Clinical signs including huddling, droopiness, diarrhea, weakness, pasted vent, gasping, and chalk-white feces, sometimes stained with green bile. Affected birds are unthrifty and stunted because they do not eat see Table 3. Survivors become asymptomatic carriers with localized infection in the ovary. Pullorum is spread primarily through the egg, from hen to chick. It can spread further by contaminated incubators, hatchers, chick boxes, houses, equipment, poultry by-product feedstuffs, and carrier birds.
Treatment is for flock salvage only. Several sulfonamides, antibiotics, and antibacterials are effective in reducing mortality, but none eradicates the disease from the flock. Pullorum eradication is required by law. Eradication requires destroying the entire flock. As part of the National Poultry Improvement Program, breeder replacement flocks are tested before onset of production to assure pullorum-free status.
This mandatory law includes chickens, turkeys, show birds, waterfowl, game birds, and guinea fowl. In Florida, a negative pullorum test or certification that the bird originated from a pullorum-free flock is required for admission for exhibit at shows and fairs.
Such requirements have been beneficial in locating pullorum-infected flocks of hobby chickens. Rapidly growing young birds, especially chickens and turkeys weeks of age, are most susceptible.
Necrotic enteritis is a disease associated with domestication and is unlikely to threaten wild bird populations. Necrotic enteritis is primarily a disease of broilers, roasters and turkeys.
Ulcerative enteritis, on the other hand, commonly affects pullets and quail. Initially there is a reduction in feed consumption as well as dark, often blood-stained, feces.

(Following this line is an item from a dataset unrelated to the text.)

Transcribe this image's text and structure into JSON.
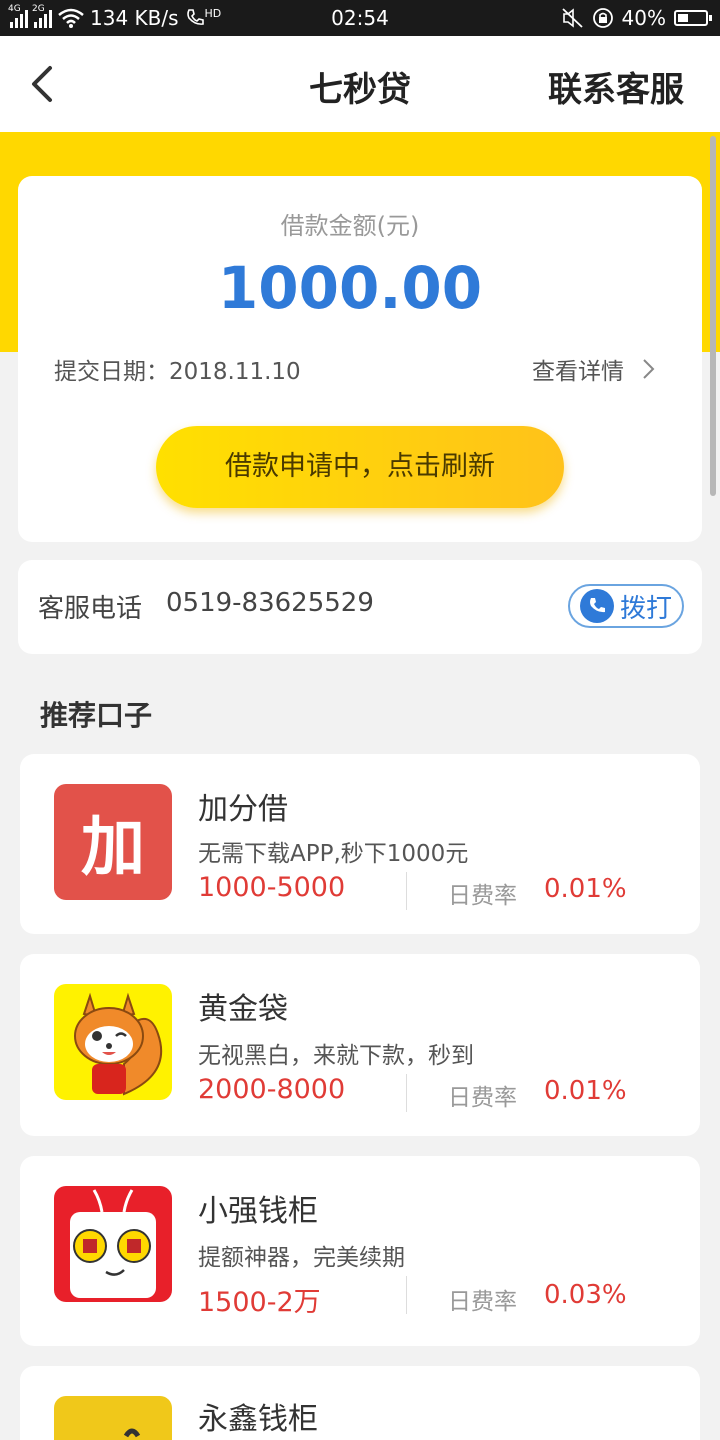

Infected chickens will have diarrhea. Chronically affected birds become emaciated. The bird, intestines, and feces emit a fetid odor see Table 3. Necrotic enteritis does not spread directly from bird to bird. Bacteria are ingested along with infected soil, feces, or other infected materials. The bacteria then grow in the intestinal tract. Infection commonly occurs in crowded flocks, immuno-suppressed flocks, and flocks maintained in poor sanitary conditions. The clostridia bacteria involved in necrotic enteritis is sensitive to the antibiotics bacitracin, neomycin, and tetracycline.
However, antibiotics such as penicillin, streptomycin, and novobiocin are also effective. Bacitracin is the most commonly used drug for control of necrotic enteritis. As with all drugs, legality and withdrawal time requirements must be observed. Prevention should be directed toward sanitation, husbandry, and management. Captive quail are extremely susceptible and must be maintained on wire-bottom pens or on preventive medications. Chickens, turkeys, partridges, grouse, and other species are occasionally clinically affected.

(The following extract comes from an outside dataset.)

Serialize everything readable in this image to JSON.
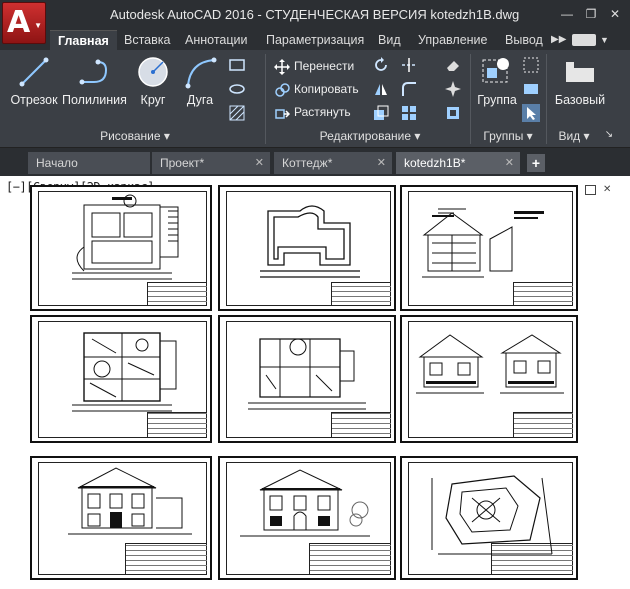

In quail, the disease is acute with high mortality. In chickens, signs are less dramatic. Acute signs are extreme depression and reduction in feed consumption. Affected birds sit humped with eyes closed. Other signs included emaciation, watery droppings streaked with urates, and dull ruffled feathers see Table 3. Accumulated mortality will reach 50 percent if the flock is not treated. Birds become infected by direct contact with carrier birds, infected droppings or contaminated pens, feed and water.
Bacteria are passed in the droppings of sick and carrier birds. Infection can be spread mechanically on shoes, feed bags, equipment, and from contamination by rodents and pets.